Starch+inorganic phosphate ⇌ glucose-1-phosphate
The starch sugar theory have been criticised on the basis of the following facts:
- Conversion of starch into glucose was not always observed during the opening of stomata. In many plants, starch is converted into organic acids.
- In monocotyledons, starch is not synthesized in the guard cells. They contain other polysaccharides.
- Stomatal closure at mid-day often takes place without any change in starch contents
Sayre (1926) modified the view of Lloyd. According to him, interconversion of starch into sugar is determined by pH. During daytime carbon dioxide liberated due to respiration is used in photosynthesis by the mesophyll cells. This results in increase in pH to 7-7.5. In this alkaline state, starch is converted into glucose-1-PO4. In the dark, carbon dioxide accumulates in the intercellular spaces as it is not utilized in photosynthesis. It lowers the pH of the guard cells. In this acidic state, glucose-1-PO4 is converted into starch and the stomata get closed.

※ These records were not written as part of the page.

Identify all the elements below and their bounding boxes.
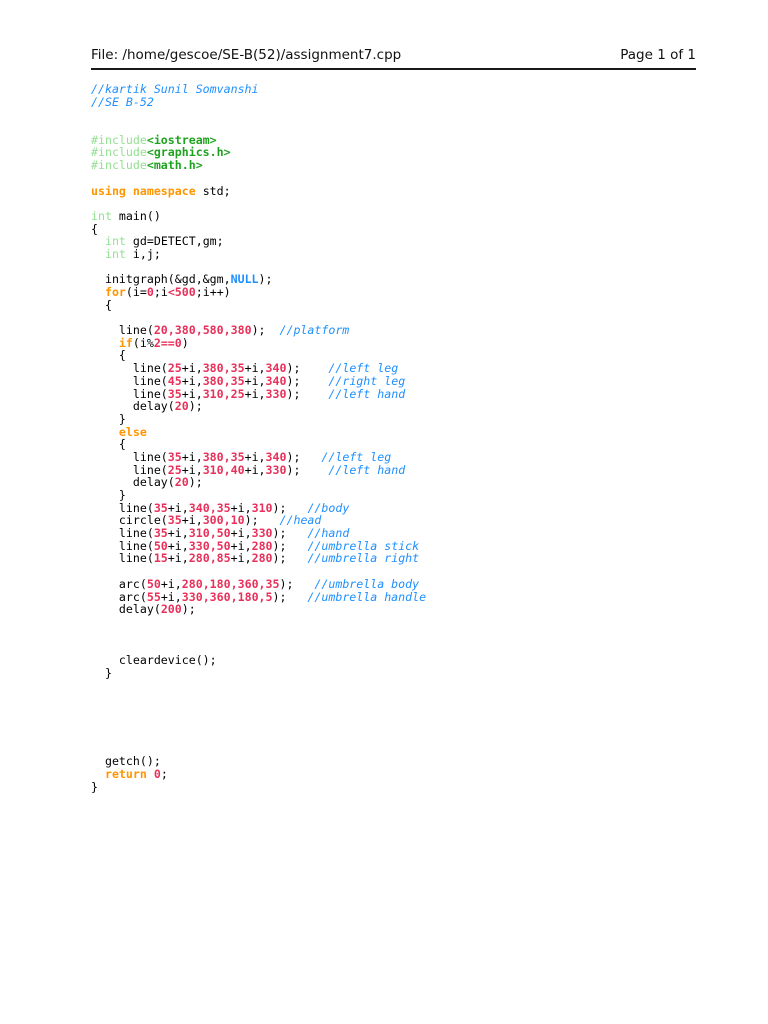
code-token: ;i bbox=[153, 285, 168, 299]
code-token: 0 bbox=[146, 285, 154, 299]
code-token: 20 bbox=[174, 399, 189, 414]
code-token: 310,40 bbox=[202, 462, 245, 477]
code-token: } bbox=[91, 779, 98, 794]
code-token: (i= bbox=[125, 285, 147, 299]
code-token: +i, bbox=[244, 462, 266, 477]
page-number-label: Page 1 of 1 bbox=[620, 47, 696, 63]
code-token: ); bbox=[188, 475, 203, 490]
code-token: ); bbox=[272, 551, 308, 566]
code-token: //left hand bbox=[328, 386, 406, 401]
code-token: NULL bbox=[230, 272, 259, 287]
code-token: 20 bbox=[174, 475, 189, 490]
code-listing: //kartik Sunil Somvanshi//SE B-52 #inclu… bbox=[91, 83, 768, 794]
code-token: (i% bbox=[132, 335, 154, 350]
code-line: else bbox=[91, 425, 768, 439]
code-token: <math.h> bbox=[146, 158, 203, 173]
code-line: } bbox=[91, 666, 768, 680]
code-token: +i, bbox=[230, 551, 252, 566]
code-token: //umbrella right bbox=[307, 551, 420, 566]
code-line: } bbox=[91, 413, 768, 426]
code-token: 310,25 bbox=[202, 386, 245, 401]
code-token: i,j; bbox=[125, 246, 161, 261]
code-token: delay( bbox=[91, 602, 161, 617]
code-line: int i,j; bbox=[91, 248, 768, 261]
code-line: line(20,380,580,380); //platform bbox=[91, 324, 768, 337]
code-token: <500 bbox=[167, 285, 196, 299]
page-header: File: /home/gescoe/SE-B(52)/assignment7.… bbox=[91, 0, 696, 65]
code-line: int gd=DETECT,gm; bbox=[91, 235, 768, 248]
code-token: //left hand bbox=[328, 462, 406, 477]
code-line: cleardevice(); bbox=[91, 654, 768, 667]
code-line: delay(200); bbox=[91, 603, 768, 616]
code-line: { bbox=[91, 298, 768, 312]
code-token: 0 bbox=[153, 767, 161, 782]
code-token: ; bbox=[160, 767, 168, 782]
code-line: getch(); bbox=[91, 755, 768, 768]
code-token: return bbox=[104, 767, 147, 782]
code-line: for(i=0;i<500;i++) bbox=[91, 286, 768, 299]
code-line: int main() bbox=[91, 210, 768, 223]
code-line: line(15+i,280,85+i,280); //umbrella righ… bbox=[91, 552, 768, 565]
code-token: 15 bbox=[153, 551, 168, 566]
file-path-label: File: /home/gescoe/SE-B(52)/assignment7.… bbox=[91, 47, 402, 63]
code-token: 330 bbox=[265, 462, 287, 477]
code-line: //kartik Sunil Somvanshi bbox=[91, 83, 768, 96]
code-token: ); bbox=[181, 602, 196, 617]
code-line: //SE B-52 bbox=[91, 94, 768, 109]
code-token: 280 bbox=[251, 551, 273, 566]
code-line: delay(20); bbox=[91, 476, 768, 489]
code-token: main() bbox=[111, 208, 161, 223]
code-token: ); bbox=[188, 399, 203, 414]
code-token: std; bbox=[195, 183, 231, 198]
code-line: if(i%2==0) bbox=[91, 335, 768, 350]
code-token: 330 bbox=[265, 386, 287, 401]
document-page: File: /home/gescoe/SE-B(52)/assignment7.… bbox=[0, 0, 768, 1024]
header-rule bbox=[91, 68, 696, 70]
code-line: using namespace std; bbox=[91, 183, 768, 198]
code-token: ) bbox=[181, 335, 189, 350]
code-line: return 0; bbox=[91, 768, 768, 781]
code-token: 280,85 bbox=[188, 551, 231, 566]
code-token: ); bbox=[258, 272, 273, 287]
code-token: ); bbox=[251, 323, 280, 338]
code-token: int bbox=[104, 246, 126, 261]
code-token: +i, bbox=[167, 551, 189, 566]
code-line: #include<math.h> bbox=[91, 159, 768, 172]
code-token: +i, bbox=[244, 386, 266, 401]
code-token: //platform bbox=[279, 323, 350, 338]
code-line: delay(20); bbox=[91, 400, 768, 413]
code-token: line( bbox=[91, 551, 154, 566]
code-token: //umbrella handle bbox=[307, 589, 427, 604]
code-token: ); bbox=[286, 462, 329, 477]
code-token: 2==0 bbox=[153, 335, 182, 350]
code-token: 200 bbox=[160, 602, 182, 617]
code-line: } bbox=[91, 779, 768, 794]
code-token: ;i++) bbox=[195, 285, 231, 299]
code-token: ); bbox=[272, 589, 308, 604]
code-token: //SE B-52 bbox=[91, 94, 154, 109]
code-token: ); bbox=[286, 386, 329, 401]
code-token: #include bbox=[91, 158, 147, 173]
code-token: namespace bbox=[132, 183, 196, 198]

Starch+inorganic phosphate ⇌ glucose-1-phosphate
Yin Tung (1948) showed the presence of the enzyme, phosphorylase in chloroplast. Phosphorylase favours hydrolysis of starch into glucose-1-PO4 in the presence of inorganic phosphate at high pH. At low pH, enzyme favours formation of starch from glucose-1-PO4. Starch is osmotically inactive while glucose1-PO4 is osmotically active. Hence, there are changes in the osmotic concentration of the guard cells.
Starch+inorganic phosphate ⇌ glucose-1-phosphate
Steward’s hypothesis (1964): The above hypothesis is criticized by Steward. The major reasons were as follows:
- Inorganic phosphate which is used in the formation of glucose-1-PO4 is osmotically as active as glucose-1-PO4. Hence, there would be no appreciable change in the osmotic concentration of the guard cells as proposed in Sayre’s and Yin Tung’s hypothesis.

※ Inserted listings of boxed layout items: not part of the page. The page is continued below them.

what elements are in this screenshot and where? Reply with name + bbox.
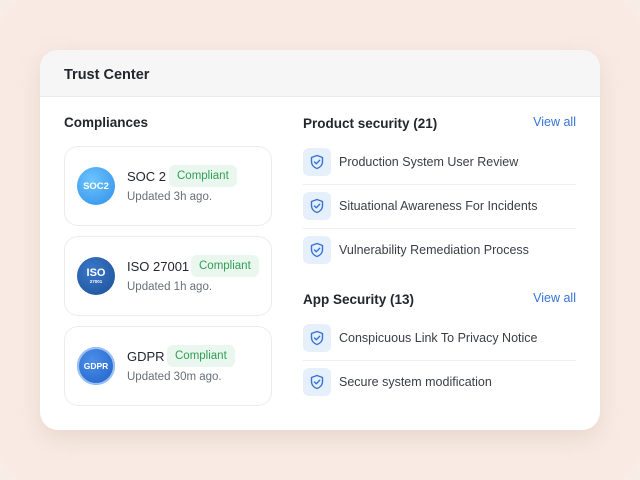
compliance-card-soc2[interactable]: SOC2 SOC 2 Compliant Updated 3h ago.: [64, 146, 272, 226]
shield-check-icon: [303, 324, 331, 352]
status-badge: Compliant: [167, 345, 235, 367]
shield-check-icon: [303, 236, 331, 264]
app-security-title: App Security (13): [303, 292, 415, 307]
compliance-name: GDPR: [127, 349, 165, 364]
iso-badge-icon: ISO 27001: [77, 257, 115, 295]
product-security-title: Product security (21): [303, 116, 438, 131]
compliances-title: Compliances: [64, 115, 149, 130]
security-item-vulnerability-remediation[interactable]: Vulnerability Remediation Process: [303, 229, 576, 273]
security-item-label: Secure system modification: [339, 375, 492, 389]
app-security-view-all-link[interactable]: View all: [533, 291, 576, 305]
shield-check-icon: [303, 148, 331, 176]
compliance-card-iso27001[interactable]: ISO 27001 ISO 27001 Compliant Updated 1h…: [64, 236, 272, 316]
security-item-situational-awareness[interactable]: Situational Awareness For Incidents: [303, 185, 576, 229]
security-item-label: Vulnerability Remediation Process: [339, 243, 529, 257]
trust-center-card: Trust Center Compliances SOC2 SOC 2 Comp…: [40, 50, 600, 430]
security-item-label: Situational Awareness For Incidents: [339, 199, 538, 213]
compliance-name: ISO 27001: [127, 259, 190, 274]
product-security-header: Product security (21) View all: [303, 115, 576, 133]
status-badge: Compliant: [191, 255, 259, 277]
soc2-badge-text: SOC2: [83, 180, 109, 192]
security-item-privacy-notice-link[interactable]: Conspicuous Link To Privacy Notice: [303, 317, 576, 361]
iso-badge-subtext: 27001: [89, 278, 103, 284]
gdpr-badge-icon: GDPR: [77, 347, 115, 385]
security-item-label: Production System User Review: [339, 155, 519, 169]
card-title: Trust Center: [40, 50, 600, 97]
security-item-production-system-user-review[interactable]: Production System User Review: [303, 141, 576, 185]
security-item-label: Conspicuous Link To Privacy Notice: [339, 331, 538, 345]
iso-badge-text: ISO: [86, 266, 106, 279]
shield-check-icon: [303, 368, 331, 396]
soc2-badge-icon: SOC2: [77, 167, 115, 205]
product-security-view-all-link[interactable]: View all: [533, 115, 576, 129]
status-badge: Compliant: [169, 165, 237, 187]
shield-check-icon: [303, 192, 331, 220]
compliance-name: SOC 2: [127, 169, 167, 184]
security-item-secure-system-modification[interactable]: Secure system modification: [303, 361, 576, 405]
app-security-header: App Security (13) View all: [303, 291, 576, 309]
compliance-card-gdpr[interactable]: GDPR GDPR Compliant Updated 30m ago.: [64, 326, 272, 406]
gdpr-badge-text: GDPR: [83, 361, 109, 371]
compliances-section: Compliances SOC2 SOC 2 Compliant Updated…: [64, 115, 272, 406]
compliance-updated: Updated 1h ago.: [127, 281, 213, 293]
compliance-updated: Updated 3h ago.: [127, 191, 213, 203]
compliance-updated: Updated 30m ago.: [127, 371, 222, 383]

- The stomatal closure requires ATP which is not mentioned in any of the above theories.
Steward proposed the following to explain stomatal movement.

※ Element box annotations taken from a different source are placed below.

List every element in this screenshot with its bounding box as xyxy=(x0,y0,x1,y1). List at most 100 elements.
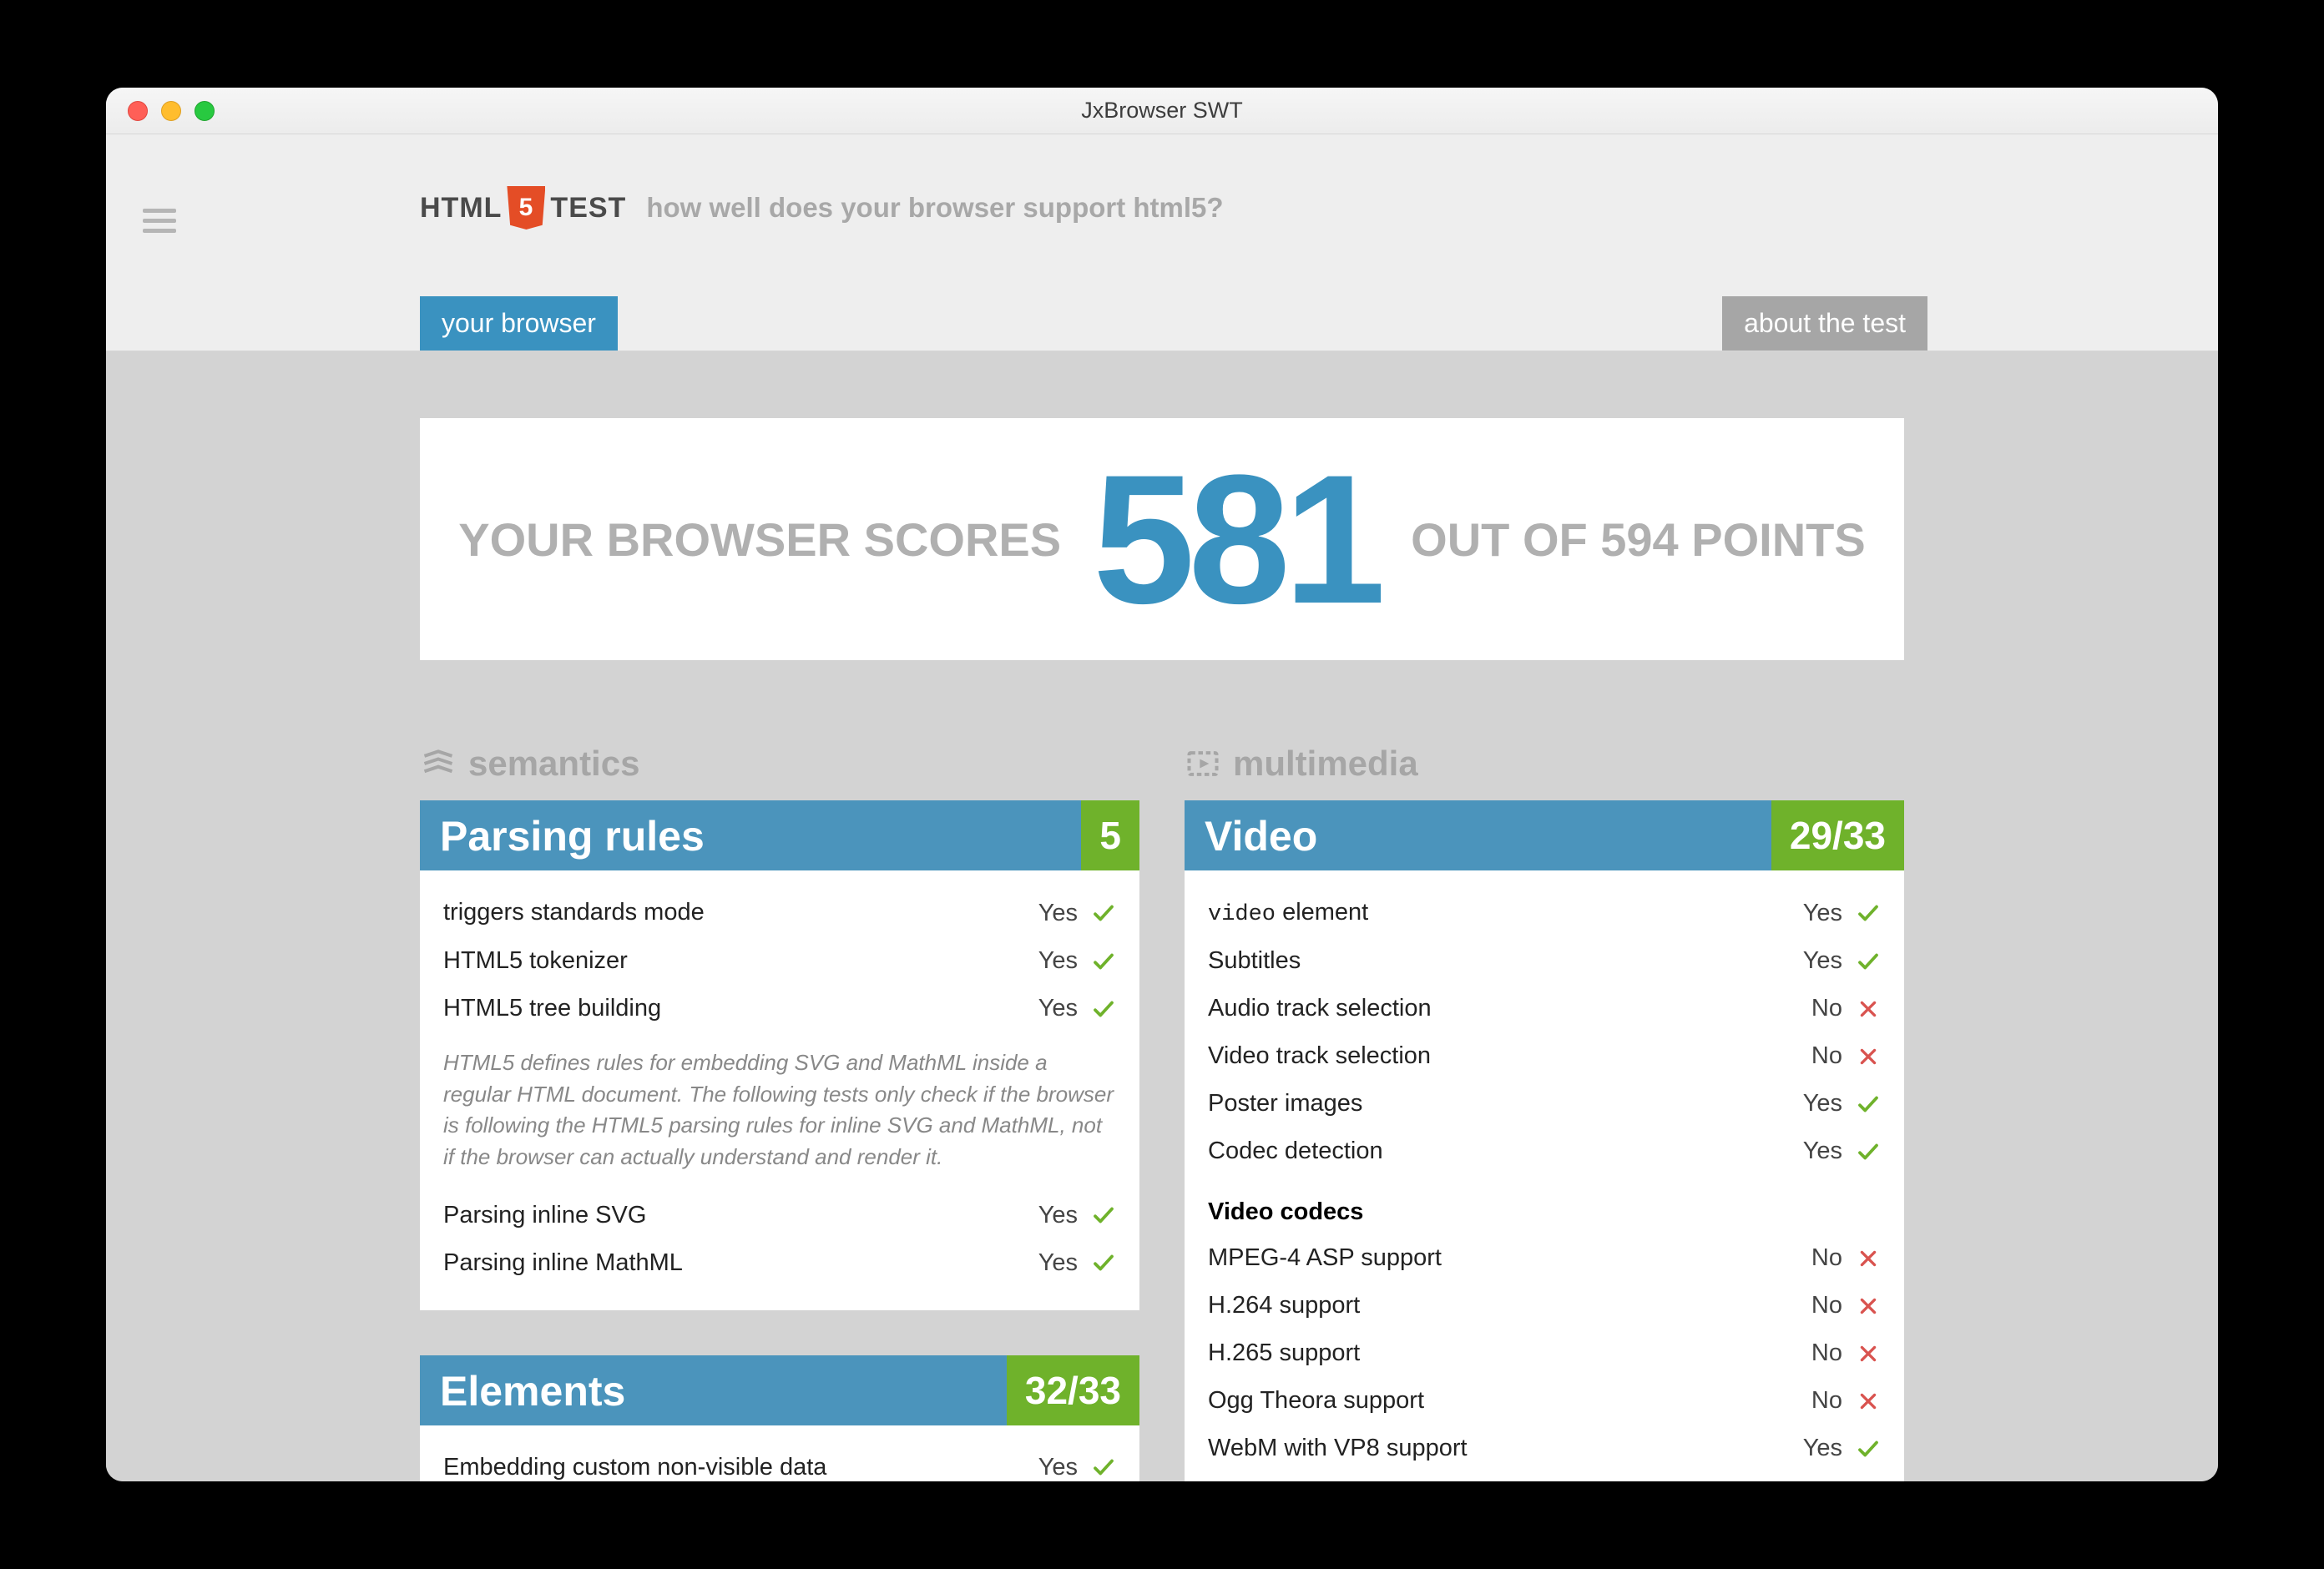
result-label: H.265 support xyxy=(1208,1339,1811,1367)
semantics-icon xyxy=(420,745,457,782)
menu-icon[interactable] xyxy=(143,203,176,239)
maximize-button[interactable] xyxy=(195,101,215,121)
result-row: Video track selectionNo xyxy=(1208,1032,1881,1080)
logo-text-left: HTML xyxy=(420,192,502,225)
result-value: No xyxy=(1811,1244,1881,1272)
result-label: Audio track selection xyxy=(1208,995,1811,1022)
result-row: Embedding custom non-visible dataYes xyxy=(443,1444,1116,1481)
results-columns: semantics Parsing rules 5 triggers standa… xyxy=(420,744,1904,1481)
section-score: 5 xyxy=(1081,800,1139,870)
result-value: No xyxy=(1811,1042,1881,1070)
check-icon xyxy=(1091,996,1116,1022)
traffic-lights xyxy=(106,101,215,121)
result-value: Yes xyxy=(1038,1249,1116,1277)
result-value: No xyxy=(1811,1339,1881,1367)
section-title: Video xyxy=(1185,800,1337,870)
result-label: Ogg Theora support xyxy=(1208,1387,1811,1415)
result-label: video element xyxy=(1208,899,1803,927)
result-value: Yes xyxy=(1803,1090,1881,1117)
result-value: Yes xyxy=(1038,947,1116,975)
result-label: HTML5 tokenizer xyxy=(443,947,1038,975)
close-button[interactable] xyxy=(128,101,148,121)
column-semantics: semantics Parsing rules 5 triggers standa… xyxy=(420,744,1139,1481)
score-banner: YOUR BROWSER SCORES 581 OUT OF 594 POINT… xyxy=(420,418,1904,660)
window-title: JxBrowser SWT xyxy=(106,98,2218,124)
result-value: Yes xyxy=(1803,1435,1881,1462)
logo[interactable]: HTML 5 TEST xyxy=(420,186,626,230)
section-score: 29/33 xyxy=(1771,800,1904,870)
logo-row: HTML 5 TEST how well does your browser s… xyxy=(420,186,1224,230)
logo-text-right: TEST xyxy=(550,192,626,225)
result-label: Embedding custom non-visible data xyxy=(443,1454,1038,1481)
result-value: Yes xyxy=(1803,900,1881,927)
section-title: Elements xyxy=(420,1355,645,1425)
category-label-text: multimedia xyxy=(1233,744,1418,784)
result-value: Yes xyxy=(1038,900,1116,927)
result-section: Video29/33video elementYesSubtitlesYesAu… xyxy=(1185,800,1904,1481)
result-row: HTML5 tokenizerYes xyxy=(443,937,1116,985)
result-row: H.264 supportNo xyxy=(1208,1282,1881,1329)
section-body: Embedding custom non-visible dataYesMath… xyxy=(420,1425,1139,1481)
result-value: No xyxy=(1811,1387,1881,1415)
result-label: Codec detection xyxy=(1208,1138,1803,1165)
check-icon xyxy=(1091,1250,1116,1275)
section-header: Elements 32/33 xyxy=(420,1355,1139,1425)
result-row: Ogg Theora supportNo xyxy=(1208,1377,1881,1425)
result-row: Parsing inline SVGYes xyxy=(443,1192,1116,1239)
result-label: Parsing inline SVG xyxy=(443,1202,1038,1229)
result-row: Poster imagesYes xyxy=(1208,1080,1881,1128)
code-snippet: video xyxy=(1208,902,1276,927)
result-value: Yes xyxy=(1038,1202,1116,1229)
section-title: Parsing rules xyxy=(420,800,725,870)
check-icon xyxy=(1856,949,1881,974)
result-row: video elementYes xyxy=(1208,889,1881,937)
check-icon xyxy=(1856,901,1881,926)
check-icon xyxy=(1091,901,1116,926)
tab-about[interactable]: about the test xyxy=(1722,296,1927,351)
nav-tabs: your browser about the test xyxy=(420,296,1927,351)
result-section: Parsing rules5 triggers standards modeYe… xyxy=(420,800,1139,1310)
page-header: HTML 5 TEST how well does your browser s… xyxy=(106,134,2218,351)
section-body: triggers standards modeYesHTML5 tokenize… xyxy=(420,870,1139,1310)
score-value: 581 xyxy=(1093,447,1379,631)
multimedia-icon xyxy=(1185,745,1221,782)
score-prefix: YOUR BROWSER SCORES xyxy=(458,512,1061,567)
section-score: 32/33 xyxy=(1007,1355,1139,1425)
result-value: Yes xyxy=(1803,1138,1881,1165)
result-row: MPEG-4 ASP supportNo xyxy=(1208,1234,1881,1282)
category-multimedia: multimedia xyxy=(1185,744,1904,784)
content-area: YOUR BROWSER SCORES 581 OUT OF 594 POINT… xyxy=(106,351,2218,1481)
result-row: triggers standards modeYes xyxy=(443,889,1116,937)
x-icon xyxy=(1856,1246,1881,1271)
result-label: MPEG-4 ASP support xyxy=(1208,1244,1811,1272)
check-icon xyxy=(1856,1092,1881,1117)
section-header: Video 29/33 xyxy=(1185,800,1904,870)
result-value: Yes xyxy=(1038,995,1116,1022)
x-icon xyxy=(1856,1044,1881,1069)
x-icon xyxy=(1856,1341,1881,1366)
result-section: Elements32/33Embedding custom non-visibl… xyxy=(420,1355,1139,1481)
result-label: Subtitles xyxy=(1208,947,1803,975)
x-icon xyxy=(1856,1294,1881,1319)
result-label: Parsing inline MathML xyxy=(443,1249,1038,1277)
result-value: No xyxy=(1811,995,1881,1022)
result-row: Codec detectionYes xyxy=(1208,1128,1881,1175)
result-row: H.265 supportNo xyxy=(1208,1329,1881,1377)
result-value: Yes xyxy=(1803,947,1881,975)
section-note: HTML5 defines rules for embedding SVG an… xyxy=(443,1032,1116,1192)
check-icon xyxy=(1856,1139,1881,1164)
result-label: HTML5 tree building xyxy=(443,995,1038,1022)
minimize-button[interactable] xyxy=(161,101,181,121)
app-window: JxBrowser SWT HTML 5 TEST how well does … xyxy=(106,88,2218,1481)
result-row: Parsing inline MathMLYes xyxy=(443,1239,1116,1287)
score-suffix: OUT OF 594 POINTS xyxy=(1411,512,1866,567)
result-label: triggers standards mode xyxy=(443,899,1038,927)
category-label-text: semantics xyxy=(468,744,639,784)
check-icon xyxy=(1091,949,1116,974)
result-label: H.264 support xyxy=(1208,1292,1811,1319)
result-label: Video track selection xyxy=(1208,1042,1811,1070)
tagline: how well does your browser support html5… xyxy=(646,192,1223,224)
tab-your-browser[interactable]: your browser xyxy=(420,296,618,351)
result-label: Poster images xyxy=(1208,1090,1803,1117)
result-value: No xyxy=(1811,1292,1881,1319)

Opening of stomata in light involves the following steps:
- The pH of guard cells increases to 7 due to the use of the carbon dioxide in photosynthesis in the presence of light.
- High pH favours conversion of starch into glucose-1-PO4 in the presence of phosphorylase.
Starch+phosphate→glucose-1-phosphate
- Glucose-1-PO4 is further converted to glucose-6-PO4 in the presence of enzyme phosphoglucomutase.
Glucose-1-phosphate→glucose-6-phosphate
- Glucose6-PO4 is now converted to glucose and phosphate in the presence of enzyme, phosphatase.
Glucose-6-phosphate →glucose+phosphate
- Glucose being osmotically active increases osmotic concentration of the guard cells. Hence, water from the surrounding cells enters them by endosmosis.
- The turgor pressure of guard cells increases and the stoma opens.
Closing of the stomata in dark involves the following steps:
- The pH of guard cells decreases due to accumulation of carbon dioxide in the intercellular spaces as photosynthesis does not occur in dark.
- Low pH favors conversion of glucose into glucose-1-PO4 in the presence of enzyme hexokinase. This requires ATP which is made available by respiration.
Glucose+ATP→glucose-1-phosphate
- Glucose-1-PO4 is now converted into starch in the presence of enzyme, phosphorylase.
Glucose-1-phosphate→starch
- Starch being osmotically inactive, osmotic concentration of the guard cells decreases. Water comes out from the guard cells due to exosmosis. This reduces the turgor pressure of the guard cells and they become flaccid. Therefore, the stoma closes.